# Multi-Label Classification of music into emotions

In [2]:
# download the dataset
from skmultilearn.dataset import load_dataset
X_train, y_train, feature_names, label_names = load_dataset('emotions', 'train')
X_test, y_test, _, _ = load_dataset('emotions', 'test')
y_train = y_train.toarray()
y_test = y_test.toarray()

emotions:train - exists, not redownloading
emotions:test - exists, not redownloading


In [3]:
len(feature_names)

72

In [4]:
X_train.shape, X_test.shape

((391, 72), (202, 72))

In [5]:
# existing labels
label_names

[('amazed-suprised', ['0', '1']),
 ('happy-pleased', ['0', '1']),
 ('relaxing-calm', ['0', '1']),
 ('quiet-still', ['0', '1']),
 ('sad-lonely', ['0', '1']),
 ('angry-aggresive', ['0', '1'])]

In [6]:
# number of unique label combinations
import numpy as np
len(np.unique(y_train,axis=0))

26

In [7]:
# Approach 1: KNeighborsClassifier works also for multi-label classification
from sklearn.metrics import accuracy_score
from sklearn.neighbors import KNeighborsClassifier

# This is an unsupervised learning classifier, which
# predicts the target class by looking at its 'n_neighbors' neighbors.
classifier = KNeighborsClassifier(n_neighbors=3)

# train
classifier.fit(X_train, y_train)

# predict
y_pred = classifier.predict(X_test)

accuracy_score(y_test,y_pred)

0.19306930693069307

In [8]:
# Approach 2: Multi output classification.
#
# This strategy consists of fitting one classifier per target column. 
# This is a simple strategy for extending classifiers that do not
# natively support multi-output classification.

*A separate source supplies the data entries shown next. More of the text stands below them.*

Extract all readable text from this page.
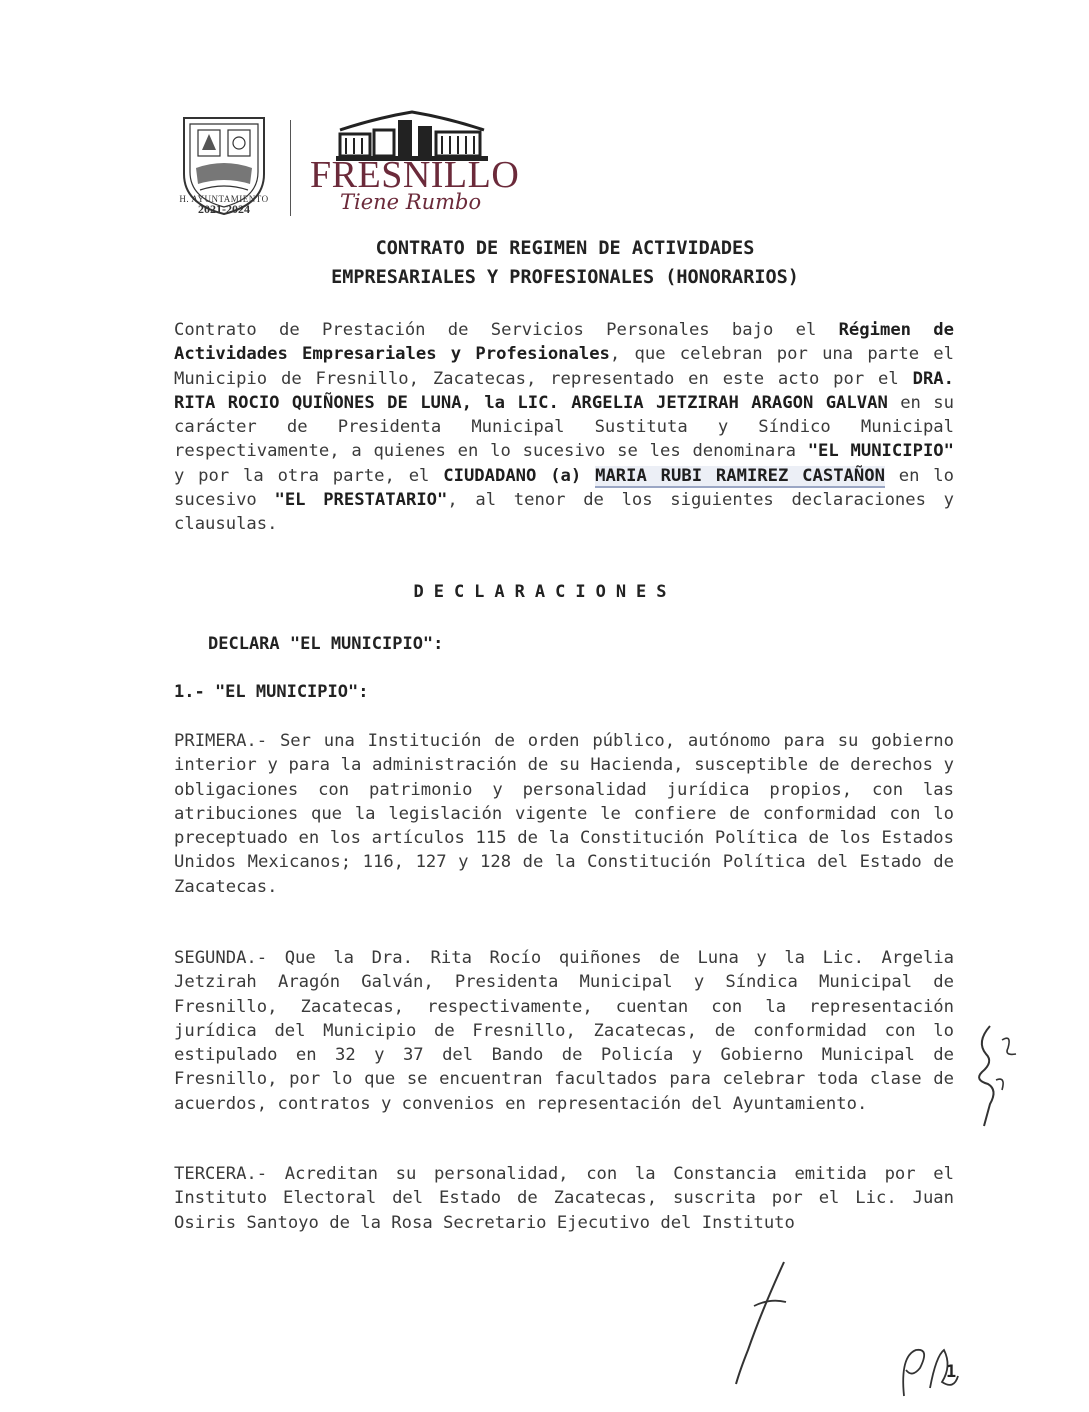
H. AYUNTAMIENTO
2021-2024
FRESNILLO
Tiene Rumbo
CONTRATO DE REGIMEN DE ACTIVIDADES
EMPRESARIALES Y PROFESIONALES (HONORARIOS)
Contrato de Prestación de Servicios Personales bajo el Régimen de Actividades Empresariales y Profesionales, que celebran por una parte el Municipio de Fresnillo, Zacatecas, representado en este acto por el DRA. RITA ROCIO QUIÑONES DE LUNA, la LIC. ARGELIA JETZIRAH ARAGON GALVAN en su carácter de Presidenta Municipal Sustituta y Síndico Municipal respectivamente, a quienes en lo sucesivo se les denominara "EL MUNICIPIO" y por la otra parte, el CIUDADANO (a) MARIA RUBI RAMIREZ CASTAÑON en lo sucesivo "EL PRESTATARIO", al tenor de los siguientes declaraciones y clausulas.
DECLARACIONES
DECLARA "EL MUNICIPIO":
1.- "EL MUNICIPIO":
PRIMERA.- Ser una Institución de orden público, autónomo para su gobierno interior y para la administración de su Hacienda, susceptible de derechos y obligaciones con patrimonio y personalidad jurídica propios, con las atribuciones que la legislación vigente le confiere de conformidad con lo preceptuado en los artículos 115 de la Constitución Política de los Estados Unidos Mexicanos; 116, 127 y 128 de la Constitución Política del Estado de Zacatecas.
SEGUNDA.- Que la Dra. Rita Rocío quiñones de Luna y la Lic. Argelia Jetzirah Aragón Galván, Presidenta Municipal y Síndica Municipal de Fresnillo, Zacatecas, respectivamente, cuentan con la representación jurídica del Municipio de Fresnillo, Zacatecas, de conformidad con lo estipulado en 32 y 37 del Bando de Policía y Gobierno Municipal de Fresnillo, por lo que se encuentran facultados para celebrar toda clase de acuerdos, contratos y convenios en representación del Ayuntamiento.
TERCERA.- Acreditan su personalidad, con la Constancia emitida por el Instituto Electoral del Estado de Zacatecas, suscrita por el Lic. Juan Osiris Santoyo de la Rosa Secretario Ejecutivo del Instituto
1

# Since the labels are analyzed separately, the result is the average
# of the accuracy scores of the labels.

from sklearn.multioutput import MultiOutputClassifier
from sklearn.svm import SVC

classifier = MultiOutputClassifier(SVC(kernel='linear'))
classifier.fit(X_train, y_train)

# predict
y_pred = classifier.predict(X_test)

accuracy_score(y_test,y_pred)

0.2722772277227723

In [None]:
# Approach 3: Label powersets
# label powerset is a problem transformation method that
# transforms the multi-label problem into a multi-class problem
# by considering each unique set of labels as a single label.
# This way, a multi-class classifier can be used to predict the
# label combinations directly.

from skmultilearn.problem_transform import LabelPowerset
from sklearn.svm import SVC

# initialize Label Powerset multi-label classifier
classifier = LabelPowerset(SVC(kernel='linear'))

# train
classifier.fit(X_train, y_train)

# The number of unique label combinations is 26 as seen before
print(len(classifier.unique_combinations_))

# predict
predictions = classifier.predict(X_test)

accuracy_score(y_test,predictions)

26


0.3564356435643564